What about you and me? Millions work for the very companies dragging their feet. Employees are well versed in why the nation needs to do something, but “my” employer is doing what it can, it’s the others who need to step up.
We want to live as comfortably as we can afford, fitting into the way things are done around here. For many that means well watered green lawns fortified with lots of fertilizer and pesticides. Our grocery carts are loaded with overpackaged, plastic wrapped stuff, but what can we do? It’s supposed to be recyclable: we know it isn’t. Unless you live in the center of a densely populated big city, the desired standard is one car for every driver. We, each of us, is deeply invested in a way of life in desperate need of new norms that seem like tectonic shifts well beyond our reach.
To be sure, there are people who have made dramatic changes in the way they live. They’re featured in magazines and on reality t.v. shows. Good for them. Very entertaining, very commendable, but if you think I’m going to live like that, think again.
What about our political leaders?
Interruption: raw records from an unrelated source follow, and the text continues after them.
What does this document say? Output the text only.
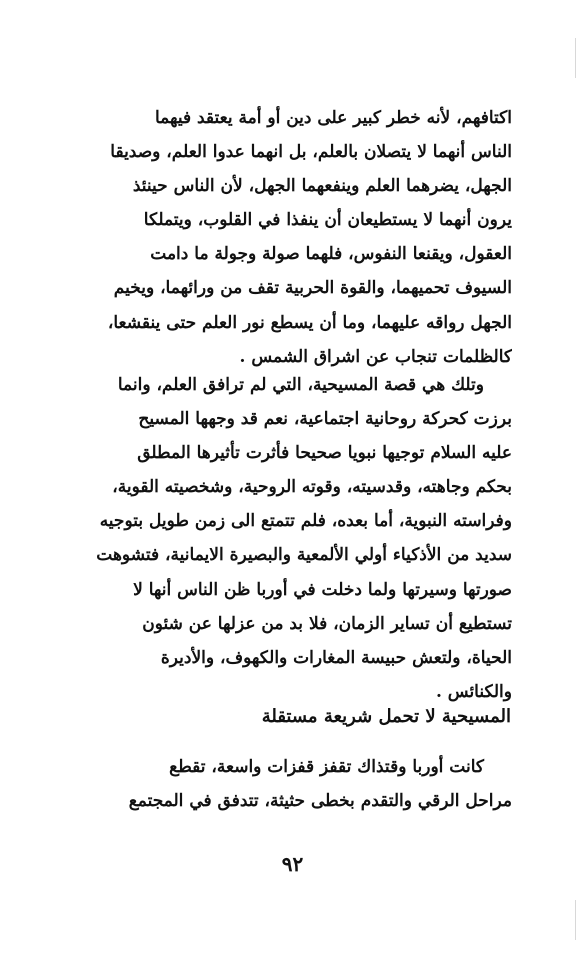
اكتافهم، لأنه خطر كبير على دين أو أمة يعتقد فيهما
الناس أنهما لا يتصلان بالعلم، بل انهما عدوا العلم، وصديقا
الجهل، يضرهما العلم وينفعهما الجهل، لأن الناس حينئذ
يرون أنهما لا يستطيعان أن ينفذا في القلوب، ويتملكا
العقول، ويقنعا النفوس، فلهما صولة وجولة ما دامت
السيوف تحميهما، والقوة الحربية تقف من ورائهما، ويخيم
الجهل رواقه عليهما، وما أن يسطع نور العلم حتى ينقشعا،
كالظلمات تنجاب عن اشراق الشمس .
وتلك هي قصة المسيحية، التي لم ترافق العلم، وانما
برزت كحركة روحانية اجتماعية، نعم قد وجهها المسيح
عليه السلام توجيها نبويا صحيحا فأثرت تأثيرها المطلق
بحكم وجاهته، وقدسيته، وقوته الروحية، وشخصيته القوية،
وفراسته النبوية، أما بعده، فلم تتمتع الى زمن طويل بتوجيه
سديد من الأذكياء أولي الألمعية والبصيرة الايمانية، فتشوهت
صورتها وسيرتها ولما دخلت في أوربا ظن الناس أنها لا
تستطيع أن تساير الزمان، فلا بد من عزلها عن شئون
الحياة، ولتعش حبيسة المغارات والكهوف، والأديرة
والكنائس .
المسيحية لا تحمل شريعة مستقلة
كانت أوربا وقتذاك تقفز قفزات واسعة، تقطع
مراحل الرقي والتقدم بخطى حثيثة، تتدفق في المجتمع
٩٢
They dither. Dithering is what they do best, and when it comes to the environment, they’ve honed dithering to a fine art while spouting acceptable platitudes inn abundance.
It comes down to self interest above all other interests. That’s human nature, and it isn’t pure selfishness. Dedication to the greater good requires first that one take cake of one’s self so that one is able to dedicate what is needed for the greater good. It goes bad when self interest displaces the collective self interest of the greater good community and the earth that sustains and feeds it.
The American virtue of self reliant individualism tends to create competing self interests making it hard to achieve cooperative effort for the good of the whole. Perhaps the most important thing we need to do is work on a new culturally accepted way of defining self interest, one that would be a shift in direction, though not an enormous shift.
Although there have been decades of movement toward greater protection of the environment, each step forward has been opposed by those who use, or want to use, the earth’s resources in parasitic ways, often with solid economic reason to back them up. Parasites can do well only so long before their hosts have no more to give, and both die.
The revised virtue of self interest wouldn’t mean we stop harvesting the riches of the earth to meet our needs. It would mean that unless I play some part in sustainable fecundity of earth, my own self interest is in jeopardy. Sincere individuals can’t do much on their own, there must be a shared conviction that the American ideal of self reliance can prosper only if it embraces an American ideal of working cooperatively to care of the earth and its creatures.
As with any cultural ideal, it will vary widely in how it’s understood and what should be done. There will be outliers and destructive deviants but the collective decisions will always be in the direction of improving the health and welfare of mother earth.
1 thought on “Redefining Self Interest &Mother Earth”
When I am lecturing about climate change and accompanying sea level rise and ocean oxygen depletion and acidification, I meet climate deniers. I asked them about the precautionary principle. Why do we wear seatbelts? Why do we buy insurance. Just in case!